O prisioneiro que apavora o império americano (final)
Reportagem em duas partes. Leia a primeira aqui
–
O caso Assange chegou à
Suprema Corte do Reino Unido, finalmente, em maio de 2012. Num julgamento que
acolheu o mandato de detenção europeu (EAW, European Arrest Warrant) – cujas
rígidas exigências não deixaram quase nenhuma margem de manobra aos tribunais –
os juízes acharam que os procuradores europeus podiam emitir mandatos de
extradição no Reino Unido, sem qualquer supervisão judicial, apesar de o
Parlamento pretender o contrário. Eles deixaram claro que o Parlamento havia
sido “enganado” pelo governo Blair. O tribunal ficou dividido, 5 a 2, e decidiu
contra Assange.
Contudo, o presidente da
Suprema Corte, Lord Phillips, cometeu um erro. Ele aplicou a Convenção de Viena
na interpretação de tratados, permitindo que o Estado ignorasse a letra da lei.
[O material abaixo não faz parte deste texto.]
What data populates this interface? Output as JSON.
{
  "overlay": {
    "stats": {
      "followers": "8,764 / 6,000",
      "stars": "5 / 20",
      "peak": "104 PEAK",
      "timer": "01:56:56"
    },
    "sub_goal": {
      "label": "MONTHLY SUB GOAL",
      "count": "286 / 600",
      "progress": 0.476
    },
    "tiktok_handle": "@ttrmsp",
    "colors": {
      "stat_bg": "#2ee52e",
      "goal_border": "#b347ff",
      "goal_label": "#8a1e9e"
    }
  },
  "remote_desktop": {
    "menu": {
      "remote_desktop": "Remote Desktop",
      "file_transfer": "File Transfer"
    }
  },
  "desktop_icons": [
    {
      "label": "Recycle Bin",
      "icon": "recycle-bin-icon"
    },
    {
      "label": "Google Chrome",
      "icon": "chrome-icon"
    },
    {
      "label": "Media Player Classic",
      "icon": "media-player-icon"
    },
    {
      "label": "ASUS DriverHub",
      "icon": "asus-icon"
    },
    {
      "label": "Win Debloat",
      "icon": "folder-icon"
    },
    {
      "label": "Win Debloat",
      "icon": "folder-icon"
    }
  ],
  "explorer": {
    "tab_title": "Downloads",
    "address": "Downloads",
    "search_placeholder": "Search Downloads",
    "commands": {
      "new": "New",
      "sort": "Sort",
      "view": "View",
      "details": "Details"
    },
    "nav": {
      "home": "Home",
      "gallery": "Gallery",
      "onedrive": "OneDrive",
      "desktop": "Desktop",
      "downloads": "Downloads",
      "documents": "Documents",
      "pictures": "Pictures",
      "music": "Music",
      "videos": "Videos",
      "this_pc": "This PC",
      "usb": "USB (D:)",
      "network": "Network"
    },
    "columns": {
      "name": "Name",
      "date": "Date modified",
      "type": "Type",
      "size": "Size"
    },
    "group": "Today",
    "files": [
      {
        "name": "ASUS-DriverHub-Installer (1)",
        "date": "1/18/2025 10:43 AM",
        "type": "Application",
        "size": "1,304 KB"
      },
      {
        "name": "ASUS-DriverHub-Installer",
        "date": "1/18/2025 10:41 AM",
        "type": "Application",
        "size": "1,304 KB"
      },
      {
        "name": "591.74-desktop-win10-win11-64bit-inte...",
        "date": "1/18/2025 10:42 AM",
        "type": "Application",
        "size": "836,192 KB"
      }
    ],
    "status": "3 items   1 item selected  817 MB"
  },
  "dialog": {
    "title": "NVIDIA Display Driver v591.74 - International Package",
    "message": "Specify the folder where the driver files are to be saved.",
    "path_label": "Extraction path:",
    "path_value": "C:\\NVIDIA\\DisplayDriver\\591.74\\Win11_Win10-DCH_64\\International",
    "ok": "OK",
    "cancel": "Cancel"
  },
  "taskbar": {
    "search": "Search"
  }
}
Como apontou a advogada de Assange, Dinah Rose QC, isso não se aplica ao EAW.
A Corte Suprema
reconheceu esse erro crucial somente quando teve de lidar com outra apelação
contra o mandato, em novembro de 2013. A decisão sobre Assange estava errada,
mas era tarde demais para retroceder. Com a iminência da extradição, o
procurador sueco disse aos advogados de Assange que este, uma vez na Suécia,
seria imediatamente levado a uma das infames prisões preventivas da Suécia.
Era difícil a escolha de Assange: extradição para um país que se
recusou a dizer se ia ou não enviá-lo para os EUA; ou ir atrás do que parecia
ser sua última oportunidade de refúgio e segurança. Apoiado pela maioria dos
países da América Latina, o corajoso governo do Equador concedeu ao criador do Wikileaks
o status de refugiado, com base em provas documentais e aconselhamento jurídico
de que ele enfrentava perspectiva de punição cruel e incomum nos EUA; de que
essa ameaça violava seus direitos humanos básicos; e de que próprio governo
dele, a Austrália, o havia abandonado e era conivente com Washington. A
primeira-ministra trabalhista australiana, Julia Gillard, havia até mesmo
ameaçado deter seu passaporte.
Gareth Peirce, a
renomada advogada de direitos humanos que representa Assange em Londres, escreveu
ao então ministro do exterior australiano, Kevin Rudd: “Dado o alcance do
debate público, frequentemente baseado em pressupostos inteiramente falsos … é
muito difícil tentar preservar para Assange qualquer presunção de inocência.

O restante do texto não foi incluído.